RAMOS — Que estopada lhes dei! Confessem ambos!

CÉSAR — Não diga tal! Foi um passeio esplêndido!

BENJAMIN — Tem uma bela chácara. Algum dia
Hei de mostrar-lhe a minha: um paraíso!

CÉSAR — Já ficou boa da enxaqueca?

AMBROSINA — O Lucas
Um remédio me deu de efeito pronto.

LUCAS (À parte.)
— Só me faltava ser antipirina...

CÉSAR (Com esforço.)
— Numa linda cabeça como a sua,
Onde brilham dois olhos tão formosos,
A enxaqueca devia ser vedada.

AMBROSINA (Rindo-se.)
— Que bela frase!

CÉSAR (À parte.)
— Decididamente
Falta-me o jeito para as coisas fúteis!

BENJAMIN — A enxaqueca, senhora, é mal terrível,
Porque desvia do trabalho o cérebro,
E o trabalho é a alavanca do progresso,
É o comércio, a lavoura, a indústria, é tudo!

AMBROSINA (Rindo-se.)
— Falou bonito!

BENJAMIN (À parte.)
— Decididamente
Não tenho queda para as coisas sérias!

RAMOS — Mas que remédio milagroso é esse?
Durante o almoço estavas macambúzia
Nem provaste do célebre badejo!
E agora tão risonha achar-te venho!
Verias tu, durante a nossa ausência,
Um passarinho verde?

AMBROSINA — Não vi nada;
Mas o fato é que estou muito contente.

RAMOS — Bom. Nesse caso, vais tocar um pouco
De bandolim. Desejo que os amigos
Antes de nos deixar te batam palmas.

AMBROSINA — Com mil vontades. Senhor César Santos?
Senhor Forjaz?...

BENJAMIN — Ferraz, Excelentíssima.

AMBROSINA — Peço toda a indulgência.

CÉSAR —Oh!

BENJAMIN — Ora essa!

ANGÉLICA — Na sala de jantar corre mais fresco
E o bandolim lá está.

RAMOS — Para lá vamos!
Entrem, senhores meus!

CÉSAR (Oferecendo o braço a Ambrosina.)
— Minha senhora?

BENJAMIN (Idem.)
— Minha senhora?

AMBROSINA (Entre os dois.)
— Dois? Pois bem! não quero
Que nenhum se desgoste por tão pouco,
E aceito o braço que ambos me oferecem.
(Sai pelo braço de ambos.)

ANGÉLICA — Malcriados! Esquecem-se da velha!

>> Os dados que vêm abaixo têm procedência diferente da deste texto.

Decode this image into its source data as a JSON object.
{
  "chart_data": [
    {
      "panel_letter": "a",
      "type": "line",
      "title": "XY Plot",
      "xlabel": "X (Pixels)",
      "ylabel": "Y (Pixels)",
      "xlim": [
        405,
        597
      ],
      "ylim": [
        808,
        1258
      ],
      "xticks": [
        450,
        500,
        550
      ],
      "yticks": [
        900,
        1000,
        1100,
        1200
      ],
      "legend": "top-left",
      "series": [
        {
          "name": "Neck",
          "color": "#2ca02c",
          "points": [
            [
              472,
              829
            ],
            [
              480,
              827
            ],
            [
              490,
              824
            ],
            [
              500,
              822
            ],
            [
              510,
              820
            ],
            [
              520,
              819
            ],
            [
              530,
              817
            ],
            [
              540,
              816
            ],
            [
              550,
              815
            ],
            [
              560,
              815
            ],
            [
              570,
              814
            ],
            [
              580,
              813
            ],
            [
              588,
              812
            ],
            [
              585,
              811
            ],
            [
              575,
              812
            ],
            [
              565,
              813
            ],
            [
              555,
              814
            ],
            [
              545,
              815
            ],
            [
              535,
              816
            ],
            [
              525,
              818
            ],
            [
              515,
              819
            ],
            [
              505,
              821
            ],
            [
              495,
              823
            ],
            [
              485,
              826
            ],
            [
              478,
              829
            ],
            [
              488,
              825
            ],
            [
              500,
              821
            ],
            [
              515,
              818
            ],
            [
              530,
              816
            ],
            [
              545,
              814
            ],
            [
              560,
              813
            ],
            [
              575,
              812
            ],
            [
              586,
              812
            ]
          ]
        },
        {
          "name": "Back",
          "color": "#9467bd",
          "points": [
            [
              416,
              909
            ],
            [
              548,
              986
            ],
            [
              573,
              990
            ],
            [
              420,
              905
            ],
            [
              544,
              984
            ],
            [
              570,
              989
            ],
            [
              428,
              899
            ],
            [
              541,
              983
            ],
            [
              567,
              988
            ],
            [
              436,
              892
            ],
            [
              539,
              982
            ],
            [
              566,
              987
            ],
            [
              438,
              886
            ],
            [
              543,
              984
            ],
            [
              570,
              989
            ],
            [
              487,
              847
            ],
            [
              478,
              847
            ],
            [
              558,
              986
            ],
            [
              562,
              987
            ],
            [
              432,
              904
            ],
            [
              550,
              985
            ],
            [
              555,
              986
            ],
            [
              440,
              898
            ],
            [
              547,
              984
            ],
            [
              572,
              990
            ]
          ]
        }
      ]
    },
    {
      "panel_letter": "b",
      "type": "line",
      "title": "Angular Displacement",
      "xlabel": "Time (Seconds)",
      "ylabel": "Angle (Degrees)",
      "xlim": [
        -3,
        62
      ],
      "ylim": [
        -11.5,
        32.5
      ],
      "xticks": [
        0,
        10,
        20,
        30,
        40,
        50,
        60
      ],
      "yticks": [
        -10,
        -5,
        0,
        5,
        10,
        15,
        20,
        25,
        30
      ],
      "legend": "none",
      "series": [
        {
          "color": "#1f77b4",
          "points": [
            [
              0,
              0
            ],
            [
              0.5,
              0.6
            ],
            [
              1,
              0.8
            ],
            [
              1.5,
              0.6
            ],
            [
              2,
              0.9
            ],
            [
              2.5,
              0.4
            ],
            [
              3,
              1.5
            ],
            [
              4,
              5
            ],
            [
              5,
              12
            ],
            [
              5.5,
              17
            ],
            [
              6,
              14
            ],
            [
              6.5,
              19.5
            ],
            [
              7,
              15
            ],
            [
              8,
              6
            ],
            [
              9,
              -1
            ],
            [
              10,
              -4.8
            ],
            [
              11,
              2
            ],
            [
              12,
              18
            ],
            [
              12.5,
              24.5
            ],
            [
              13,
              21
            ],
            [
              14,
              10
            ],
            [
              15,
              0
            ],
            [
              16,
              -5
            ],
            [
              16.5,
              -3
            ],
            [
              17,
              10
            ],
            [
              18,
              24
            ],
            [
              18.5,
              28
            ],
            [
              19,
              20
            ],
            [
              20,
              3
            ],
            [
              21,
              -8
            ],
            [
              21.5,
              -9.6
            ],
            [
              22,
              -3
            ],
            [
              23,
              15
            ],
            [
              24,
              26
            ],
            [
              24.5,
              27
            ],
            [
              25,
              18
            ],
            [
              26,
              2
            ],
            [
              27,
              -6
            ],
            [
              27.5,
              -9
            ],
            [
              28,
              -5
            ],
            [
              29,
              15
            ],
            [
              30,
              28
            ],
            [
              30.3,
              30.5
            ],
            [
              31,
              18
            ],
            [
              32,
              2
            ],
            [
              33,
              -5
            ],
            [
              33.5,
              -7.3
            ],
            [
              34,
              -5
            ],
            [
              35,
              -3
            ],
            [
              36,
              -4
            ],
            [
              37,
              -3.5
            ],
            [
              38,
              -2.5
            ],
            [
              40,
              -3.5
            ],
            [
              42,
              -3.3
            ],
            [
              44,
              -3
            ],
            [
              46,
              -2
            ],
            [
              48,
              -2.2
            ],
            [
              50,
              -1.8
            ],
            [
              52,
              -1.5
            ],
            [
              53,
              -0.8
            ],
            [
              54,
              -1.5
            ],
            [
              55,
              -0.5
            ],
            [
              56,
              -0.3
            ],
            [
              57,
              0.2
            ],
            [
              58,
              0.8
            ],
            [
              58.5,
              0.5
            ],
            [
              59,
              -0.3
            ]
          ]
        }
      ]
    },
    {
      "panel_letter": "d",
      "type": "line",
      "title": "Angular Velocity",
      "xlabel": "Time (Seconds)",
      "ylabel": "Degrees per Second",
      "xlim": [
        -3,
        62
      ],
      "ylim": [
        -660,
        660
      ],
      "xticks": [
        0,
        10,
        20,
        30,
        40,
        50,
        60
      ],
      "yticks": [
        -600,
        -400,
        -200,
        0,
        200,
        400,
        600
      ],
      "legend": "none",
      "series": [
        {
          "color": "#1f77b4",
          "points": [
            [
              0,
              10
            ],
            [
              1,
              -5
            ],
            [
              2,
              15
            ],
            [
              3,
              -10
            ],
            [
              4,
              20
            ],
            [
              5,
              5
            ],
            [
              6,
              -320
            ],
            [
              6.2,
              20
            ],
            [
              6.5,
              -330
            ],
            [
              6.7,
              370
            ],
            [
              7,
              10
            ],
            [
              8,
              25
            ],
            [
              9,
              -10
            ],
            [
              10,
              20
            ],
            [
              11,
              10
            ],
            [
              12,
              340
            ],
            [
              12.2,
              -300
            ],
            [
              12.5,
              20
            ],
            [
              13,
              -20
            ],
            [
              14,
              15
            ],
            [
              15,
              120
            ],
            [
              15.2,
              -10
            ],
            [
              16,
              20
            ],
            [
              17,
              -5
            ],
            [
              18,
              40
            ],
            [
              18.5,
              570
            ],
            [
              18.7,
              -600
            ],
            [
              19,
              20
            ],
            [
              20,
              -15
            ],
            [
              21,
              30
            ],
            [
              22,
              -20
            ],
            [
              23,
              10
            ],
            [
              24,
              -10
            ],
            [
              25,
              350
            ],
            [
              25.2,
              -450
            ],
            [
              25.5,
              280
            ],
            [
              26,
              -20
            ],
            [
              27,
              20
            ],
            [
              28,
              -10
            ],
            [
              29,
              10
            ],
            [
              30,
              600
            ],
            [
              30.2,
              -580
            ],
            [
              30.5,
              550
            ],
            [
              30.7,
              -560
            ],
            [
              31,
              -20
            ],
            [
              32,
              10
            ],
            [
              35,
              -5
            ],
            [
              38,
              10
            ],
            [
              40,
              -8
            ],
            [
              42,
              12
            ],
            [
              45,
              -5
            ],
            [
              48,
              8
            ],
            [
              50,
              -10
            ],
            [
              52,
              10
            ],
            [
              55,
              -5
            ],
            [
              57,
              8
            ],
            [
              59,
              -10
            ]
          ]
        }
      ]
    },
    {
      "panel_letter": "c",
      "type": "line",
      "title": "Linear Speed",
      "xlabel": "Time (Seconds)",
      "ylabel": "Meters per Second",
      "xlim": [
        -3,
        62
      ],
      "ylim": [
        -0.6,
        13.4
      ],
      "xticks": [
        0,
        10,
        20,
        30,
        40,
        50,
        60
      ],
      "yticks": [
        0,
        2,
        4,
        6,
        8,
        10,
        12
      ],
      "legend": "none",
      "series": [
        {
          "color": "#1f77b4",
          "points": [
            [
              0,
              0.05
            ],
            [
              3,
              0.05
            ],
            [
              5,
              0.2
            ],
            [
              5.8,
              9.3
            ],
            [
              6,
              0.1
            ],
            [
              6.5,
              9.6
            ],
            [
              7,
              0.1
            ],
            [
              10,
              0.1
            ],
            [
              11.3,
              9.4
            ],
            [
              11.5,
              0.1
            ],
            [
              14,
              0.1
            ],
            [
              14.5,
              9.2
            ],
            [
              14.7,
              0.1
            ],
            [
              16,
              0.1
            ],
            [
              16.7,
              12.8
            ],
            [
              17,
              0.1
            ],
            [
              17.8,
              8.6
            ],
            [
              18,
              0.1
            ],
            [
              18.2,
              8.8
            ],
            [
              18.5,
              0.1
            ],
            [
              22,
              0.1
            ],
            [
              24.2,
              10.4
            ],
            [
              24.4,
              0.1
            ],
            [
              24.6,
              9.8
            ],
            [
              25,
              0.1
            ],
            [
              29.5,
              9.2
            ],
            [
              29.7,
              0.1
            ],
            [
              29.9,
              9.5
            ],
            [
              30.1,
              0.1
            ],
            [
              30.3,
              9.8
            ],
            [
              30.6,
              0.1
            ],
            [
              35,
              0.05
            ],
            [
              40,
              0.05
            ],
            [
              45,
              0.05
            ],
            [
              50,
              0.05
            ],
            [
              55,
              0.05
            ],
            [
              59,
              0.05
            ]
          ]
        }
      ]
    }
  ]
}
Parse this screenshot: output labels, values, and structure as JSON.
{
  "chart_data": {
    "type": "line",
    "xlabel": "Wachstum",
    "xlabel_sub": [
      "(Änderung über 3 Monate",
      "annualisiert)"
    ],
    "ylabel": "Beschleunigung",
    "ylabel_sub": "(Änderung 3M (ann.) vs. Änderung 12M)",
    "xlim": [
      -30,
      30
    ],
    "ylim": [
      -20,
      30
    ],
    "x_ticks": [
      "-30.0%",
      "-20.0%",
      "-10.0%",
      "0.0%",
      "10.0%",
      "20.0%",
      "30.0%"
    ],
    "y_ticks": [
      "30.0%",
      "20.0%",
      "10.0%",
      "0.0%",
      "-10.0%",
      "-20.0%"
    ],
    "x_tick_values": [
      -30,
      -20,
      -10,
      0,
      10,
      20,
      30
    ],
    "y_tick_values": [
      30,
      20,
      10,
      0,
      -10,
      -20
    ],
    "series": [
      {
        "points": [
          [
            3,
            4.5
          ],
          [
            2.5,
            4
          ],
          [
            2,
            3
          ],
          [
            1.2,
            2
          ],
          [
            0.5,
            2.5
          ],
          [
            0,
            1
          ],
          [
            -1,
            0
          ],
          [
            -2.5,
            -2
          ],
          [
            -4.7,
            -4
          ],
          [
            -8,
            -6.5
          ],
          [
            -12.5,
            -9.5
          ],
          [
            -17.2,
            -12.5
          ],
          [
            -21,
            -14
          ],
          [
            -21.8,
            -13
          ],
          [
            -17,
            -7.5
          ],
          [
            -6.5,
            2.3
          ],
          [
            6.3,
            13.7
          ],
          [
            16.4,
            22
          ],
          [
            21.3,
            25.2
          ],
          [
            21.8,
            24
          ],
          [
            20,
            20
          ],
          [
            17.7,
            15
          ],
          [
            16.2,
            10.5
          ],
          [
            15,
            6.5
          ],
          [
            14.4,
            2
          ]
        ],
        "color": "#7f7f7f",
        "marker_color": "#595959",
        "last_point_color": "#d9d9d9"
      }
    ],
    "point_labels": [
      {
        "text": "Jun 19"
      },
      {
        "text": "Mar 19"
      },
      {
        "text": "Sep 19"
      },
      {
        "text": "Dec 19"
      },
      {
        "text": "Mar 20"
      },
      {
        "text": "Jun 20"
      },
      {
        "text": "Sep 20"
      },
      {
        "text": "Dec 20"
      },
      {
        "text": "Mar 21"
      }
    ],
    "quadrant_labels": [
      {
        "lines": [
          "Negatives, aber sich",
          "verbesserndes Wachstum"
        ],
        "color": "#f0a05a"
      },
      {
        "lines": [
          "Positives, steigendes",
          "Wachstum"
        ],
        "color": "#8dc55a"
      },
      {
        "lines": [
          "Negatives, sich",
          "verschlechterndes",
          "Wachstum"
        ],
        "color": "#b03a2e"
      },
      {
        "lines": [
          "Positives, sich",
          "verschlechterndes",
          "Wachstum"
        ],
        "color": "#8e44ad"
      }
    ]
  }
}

RAMOS (Oferecendo-lhe o braço.)
— Aqui tens, minha amiga.

ANGÉLICA — É pão com rosca.

RAMOS (A Lucas, passando com Angélica pelo braço.)
— Não vens?

LUCAS — Por ora não. Logo que possa
Safar-se, venha ter aqui comigo.
Preciso dar-lhe duas palavrinhas.

RAMOS — Quantas quiseres, Lucas. Até logo.
(Sai com Angélica.)

LUCAS (Só.) — Que dirás, minha mãe, quando souberes?